We live in remarkable times. More technology than probably existed when I was 20 can now fit into the palm of my hand. Information is everywhere, and we are now not only its consumers but its couriers. When I was a boy, I wondered how a motion picture could be transmitted from a giant radio tower into a box in my home. (I’ve read about the process many times since, but I still wonder.) Today what we think of as the “airwaves” can easily be defined as a distance of a few feet. I call up an episode of Louie on the Netflix app on my phone, Chromecast it to the TV via WiFi, and boom – I’m watching what I want, when I want. And it’s not just contemporary entertainment. YouTube has become a veritable Library of Congress for almost anything that’s been committed to a recordable format. I can demystify and de-cobweb my own brain’s memory by searching for and playing a bad TV commercial from 1982, one that I vaguely remembered. I can read a news article from 1912 without hoofing it to the library and scanning the microfiche. (For those of you who remember microfiche.) And of course this treasure trove of video, audio, and print is not confined to our homes or even our persons. It now seems to be wherever we go.
There’s the rub. It’s everywhere, and it’s hard to put down, turn off, X-out, sign out. Screens are now ubiquitous, unblinking eyes, that seem to follow us through our daily routines whether we require them or not. Airport terminals are riddled with them, as if passengers need to be reminded of the existence of Isis before boarding their flights to Omaha. Get on the plane and there’s often one not a foot from your face. Dark bars that once kept a single TV in the corner for heavyweight prize fights and World Series games are now bathed in the hot white heat of a dozen LED screens. When I hop in a taxi, I’m greeted with a screen playing prepackaged news and entertainment segments. I can turn the sound off, but I can never turn off the screen.

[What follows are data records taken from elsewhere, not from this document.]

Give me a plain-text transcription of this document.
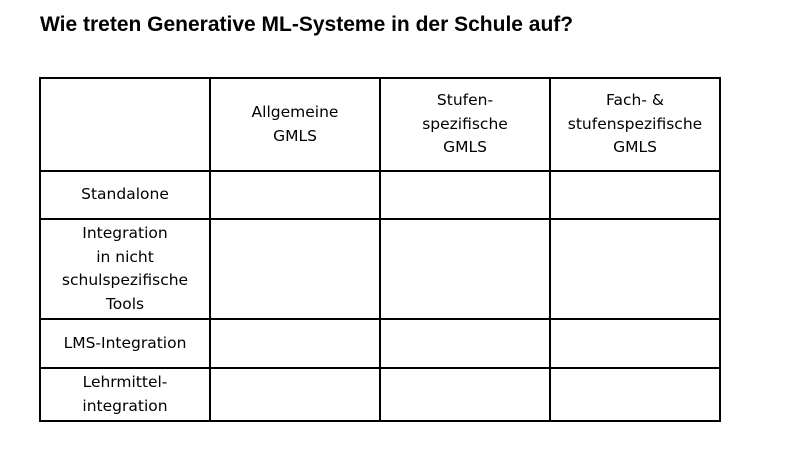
Wie treten Generative ML-Systeme in der Schule auf?

	Allgemeine
GMLS	Stufen-
spezifische
GMLS	Fach- &
stufenspezifische
GMLS

Standalone			

Integration
in nicht
schulspezifische
Tools			

LMS-Integration			

Lehrmittel-
integration			
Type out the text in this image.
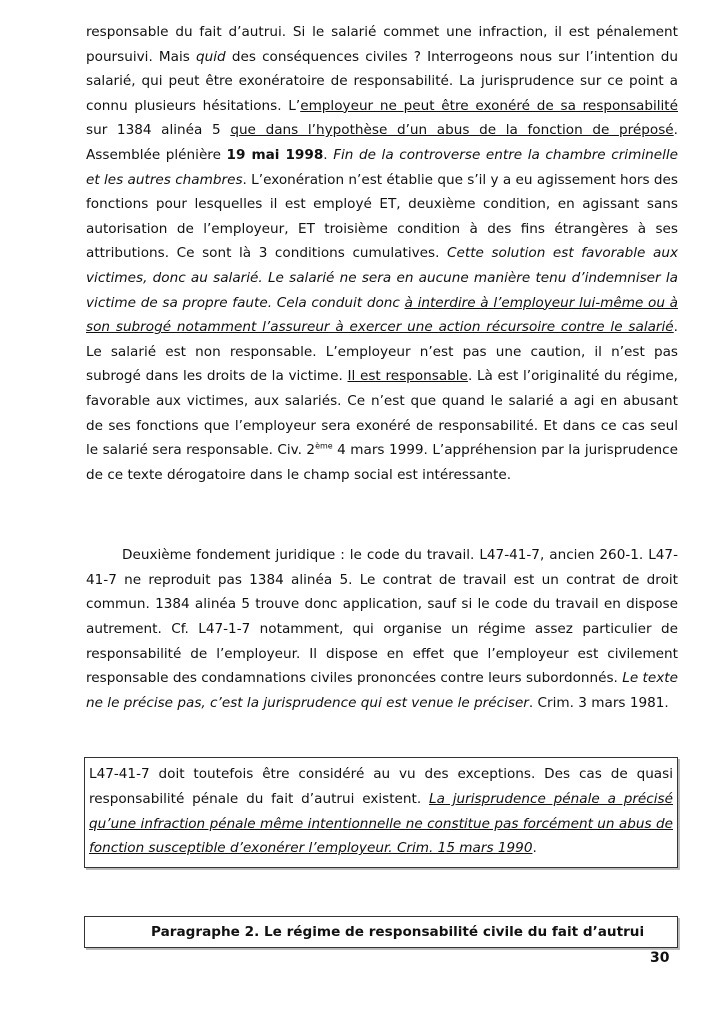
responsable du fait d’autrui. Si le salarié commet une infraction, il est pénalement poursuivi. Mais quid des conséquences civiles ? Interrogeons nous sur l’intention du salarié, qui peut être exonératoire de responsabilité. La jurisprudence sur ce point a connu plusieurs hésitations. L’employeur ne peut être exonéré de sa responsabilité sur 1384 alinéa 5 que dans l’hypothèse d’un abus de la fonction de préposé. Assemblée plénière 19 mai 1998. Fin de la controverse entre la chambre criminelle et les autres chambres. L’exonération n’est établie que s’il y a eu agissement hors des fonctions pour lesquelles il est employé ET, deuxième condition, en agissant sans autorisation de l’employeur, ET troisième condition à des fins étrangères à ses attributions. Ce sont là 3 conditions cumulatives. Cette solution est favorable aux victimes, donc au salarié. Le salarié ne sera en aucune manière tenu d’indemniser la victime de sa propre faute. Cela conduit donc à interdire à l’employeur lui-même ou à son subrogé notamment l’assureur à exercer une action récursoire contre le salarié. Le salarié est non responsable. L’employeur n’est pas une caution, il n’est pas subrogé dans les droits de la victime. Il est responsable. Là est l’originalité du régime, favorable aux victimes, aux salariés. Ce n’est que quand le salarié a agi en abusant de ses fonctions que l’employeur sera exonéré de responsabilité. Et dans ce cas seul le salarié sera responsable. Civ. 2ème 4 mars 1999. L’appréhension par la jurisprudence de ce texte dérogatoire dans le champ social est intéressante.

Deuxième fondement juridique : le code du travail. L47-41-7, ancien 260-1. L47-41-7 ne reproduit pas 1384 alinéa 5. Le contrat de travail est un contrat de droit commun. 1384 alinéa 5 trouve donc application, sauf si le code du travail en dispose autrement. Cf. L47-1-7 notamment, qui organise un régime assez particulier de responsabilité de l’employeur. Il dispose en effet que l’employeur est civilement responsable des condamnations civiles prononcées contre leurs subordonnés. Le texte ne le précise pas, c’est la jurisprudence qui est venue le préciser. Crim. 3 mars 1981.

L47-41-7 doit toutefois être considéré au vu des exceptions. Des cas de quasi responsabilité pénale du fait d’autrui existent. La jurisprudence pénale a précisé qu’une infraction pénale même intentionnelle ne constitue pas forcément un abus de fonction susceptible d’exonérer l’employeur. Crim. 15 mars 1990.
Paragraphe 2. Le régime de responsabilité civile du fait d’autrui
30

Fine, we can’t control those screens. What about the ones we can control? The phones, tablets, and TVs we all use and enjoy? In a pedestrian-heavy city like New York, I see it all the time: People walking down the street, eyes and fingers trained on their phone screens, as if the Word of God were about to be delivered right after a quick Taco Bell ad. Curmudgeons have taken to calling them “cell phone zombies.” I think this is an insult to zombies, who usually are facing forward and have an air of purpose about them. The purpose of a cell phone zombie seems to be to disengage with the world blithely, because their Instagram or Tinder or Vine or Buzzfeed list or text message is simply more interesting. They don’t watch where they’re going, because their expectation is that they’re obviously so preoccupied with the banality of the online world that people will move out of their way. I repeatedly defy their expectations.
I say this as a 39-year-old, so I’m sure I’m showing my age, but I also say it as someone who’s been guilty of it, too. An airport delay, a traffic jam, a long wait in the doctor’s office – who wouldn’t seek refuge in quick entertainment? But when it becomes a habit, or worse, a crutch, is when I consciously put the damn thing away. It is the great irony of our age that as we become more connected, we become more isolated. We seek refuge behind our devices and by doing so, we stigmatize real interaction. Don’t believe me? Take note at how often the word “creepy” is bandied about to describe people these days. Creepy used to refer to Halloween stories, but now it’s a catch-all term for anyone who distracts us from our comfort zone. Its use tells me more about the cowardice of the user than the supposed creepiness of the object of his or her contempt.
You want to know how to excel in this world? Be the one who puts down the device. Interact with the world. Make eye contact when it’s appropriate. Talk to people. You’d be surprised how desperately most people want to be talked to, or asked about. Separate yourself from the herd of zombies. They may try to pull you back in. The advantage will be yours, and your real-life experiences will be better than any YouTube video.
It’s not just about people, either. The world is filled with amazing visuals and audio. I live in a big, polluted, crowded metro area and I see them daily. A well-manicured garden, a beautifully-designed 100-year-old building, a blue sky, an antique convertible, a street saxophonist, a conversation in a foreign language. And it’s all in high definition and 3D and hi-fi stereo, free of charge.
Our devices are truly incredible in their capacity, speed, and performance. But compared with our brains, they pale in comparison. The inner workings of the human mind reveal a supercomputer honed on billions of years of processing and amassing and trial and error. The human mind simply could not exist in its modern form – could not imagine let alone devise modern technology – without real interaction with the world. The cave man who dodged the saber-toothed tiger was as much an architect of your smartphone as Samsung. But just like any computer, the brain needs its down time, to be refreshed and “updated.” That’s when one should tap into the best app available – the world around us. Yes, it’s free.